Gimmicks abound with the aforementioned lights, an overflowing sink, cranked metal shutters, and a commandeered wedding reception below. Inventive ideas are hatched for removing the cocaine from the equation just as we discover Salem might not be the most dangerous man in the room. As time goes by even Etcheveria becomes a part of the chaos as more than just a helpless pawn. He tries to help them out to save himself and finds being in the thick of things is a journey he doesn’t mind seeing through to the end. His recruitment to the cause—one now much bigger than a troubled kid making a huge mistake—adds to the intrigue and the humor because no one involved truly wants to hurt anyone. The gun is a means for leverage, but one cannot deny the crazy eyes of Mohand and Salem as they grip the trigger.
Luckily, though, those aspects are never made overly dramatic since they’re constantly subverted by fantastic oneliners. Sarcastic quips are tossed left and right as the tension mounts and dark secrets are discovered while ideals flip as the story finds itself culminating into a crazy sequence of mob mentality.
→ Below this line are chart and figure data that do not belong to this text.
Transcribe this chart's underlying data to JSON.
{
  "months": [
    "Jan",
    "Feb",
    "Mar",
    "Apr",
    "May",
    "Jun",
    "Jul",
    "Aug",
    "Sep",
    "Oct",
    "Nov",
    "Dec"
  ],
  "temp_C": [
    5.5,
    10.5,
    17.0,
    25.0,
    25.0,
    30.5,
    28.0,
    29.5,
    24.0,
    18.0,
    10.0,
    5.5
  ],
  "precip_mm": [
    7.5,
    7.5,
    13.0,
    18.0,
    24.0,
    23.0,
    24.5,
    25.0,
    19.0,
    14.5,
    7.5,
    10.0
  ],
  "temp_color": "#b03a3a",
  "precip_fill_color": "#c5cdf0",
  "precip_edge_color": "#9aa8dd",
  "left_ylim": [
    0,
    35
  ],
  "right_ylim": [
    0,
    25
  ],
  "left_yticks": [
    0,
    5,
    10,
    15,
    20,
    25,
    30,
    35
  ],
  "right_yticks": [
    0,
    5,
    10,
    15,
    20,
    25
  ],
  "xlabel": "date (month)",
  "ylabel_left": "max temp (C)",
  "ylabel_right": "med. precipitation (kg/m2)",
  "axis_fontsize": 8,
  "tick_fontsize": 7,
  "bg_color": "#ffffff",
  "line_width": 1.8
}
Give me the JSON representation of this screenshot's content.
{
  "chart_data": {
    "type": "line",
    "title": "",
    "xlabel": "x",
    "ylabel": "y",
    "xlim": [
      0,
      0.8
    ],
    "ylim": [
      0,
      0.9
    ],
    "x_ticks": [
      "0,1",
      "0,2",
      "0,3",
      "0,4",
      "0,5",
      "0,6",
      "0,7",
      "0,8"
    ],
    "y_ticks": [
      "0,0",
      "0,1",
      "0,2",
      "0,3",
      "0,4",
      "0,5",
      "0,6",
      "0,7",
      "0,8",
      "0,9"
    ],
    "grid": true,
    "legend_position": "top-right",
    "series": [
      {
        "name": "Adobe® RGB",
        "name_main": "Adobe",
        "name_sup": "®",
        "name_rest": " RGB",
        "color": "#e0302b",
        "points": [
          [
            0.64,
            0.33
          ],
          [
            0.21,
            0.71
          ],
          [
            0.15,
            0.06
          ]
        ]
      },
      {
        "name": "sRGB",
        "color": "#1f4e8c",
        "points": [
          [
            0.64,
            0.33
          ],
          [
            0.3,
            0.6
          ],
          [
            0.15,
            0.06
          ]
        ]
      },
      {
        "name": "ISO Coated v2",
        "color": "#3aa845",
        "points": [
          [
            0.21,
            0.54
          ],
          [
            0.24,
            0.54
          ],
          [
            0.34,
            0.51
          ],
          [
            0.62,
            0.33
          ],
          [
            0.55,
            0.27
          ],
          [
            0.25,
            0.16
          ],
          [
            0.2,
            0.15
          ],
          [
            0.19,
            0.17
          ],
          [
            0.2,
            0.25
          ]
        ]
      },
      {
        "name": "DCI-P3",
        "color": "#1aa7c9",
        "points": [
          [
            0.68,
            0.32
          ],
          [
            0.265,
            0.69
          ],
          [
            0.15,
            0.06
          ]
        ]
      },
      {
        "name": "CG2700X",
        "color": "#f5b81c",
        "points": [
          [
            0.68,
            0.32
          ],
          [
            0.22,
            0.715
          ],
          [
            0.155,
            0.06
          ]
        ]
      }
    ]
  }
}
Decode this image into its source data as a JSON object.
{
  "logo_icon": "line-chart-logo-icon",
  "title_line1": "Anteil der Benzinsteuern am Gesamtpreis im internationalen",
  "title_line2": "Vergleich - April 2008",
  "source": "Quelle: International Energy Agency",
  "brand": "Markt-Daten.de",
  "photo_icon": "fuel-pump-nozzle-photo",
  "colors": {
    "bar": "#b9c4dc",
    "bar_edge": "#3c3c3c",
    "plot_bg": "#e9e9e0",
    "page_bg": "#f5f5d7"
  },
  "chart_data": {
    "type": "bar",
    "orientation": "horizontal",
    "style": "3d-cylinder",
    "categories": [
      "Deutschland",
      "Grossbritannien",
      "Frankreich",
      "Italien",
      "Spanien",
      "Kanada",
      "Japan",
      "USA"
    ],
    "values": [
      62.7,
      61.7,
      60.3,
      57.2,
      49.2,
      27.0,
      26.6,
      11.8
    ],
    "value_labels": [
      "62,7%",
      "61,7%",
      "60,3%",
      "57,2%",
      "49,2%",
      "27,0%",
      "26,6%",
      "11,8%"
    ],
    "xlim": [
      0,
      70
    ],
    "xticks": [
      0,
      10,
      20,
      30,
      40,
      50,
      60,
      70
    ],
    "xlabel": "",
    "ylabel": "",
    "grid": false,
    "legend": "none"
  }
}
What begins as a man against the law spirals out of control into a David and Goliath fight of the poor and helpless against the oppressors of wealth unjustly kicking them to the curb. If I could equate the comical genius of it all to anything it would be Airheads—a stupid film, yes, but one that makes the criminals into rockstars and the hostages into groupies like is done here. That inventiveness saves the generic template used from making Top Floor, Left Wing another facsimile of a clichéd trope we’ve seen too many times.
The witty script is shines as Saïdi speaks his often-vulgar lines to perfection. His back and forth with the more indifferent Girardot creates most of the best laughs as their constant barrage of insults forms an odd bond of kinship. The supporting roles outside the apartment stumble nicely to keep things going when one would assume such an incident could have been solved in minutes, but the satirical take on government stupidity adds its help through slow upgrades in threat levels and authority figures thinking more about how they look than how the situation gets resolved. But above all is Fellag’s central performance with an ever-changing personality as his past is revealed. The trio of he, Saïdi, and Girardot can’t be beat, bringing the dialogue to life. I only wish I found myself more invested in the story, its obvious(?) political undertones a foreign language to me. I did have a great time laughing, though.
Top Floor, Left Wing is currently playing at the Vancouver International Film Festival.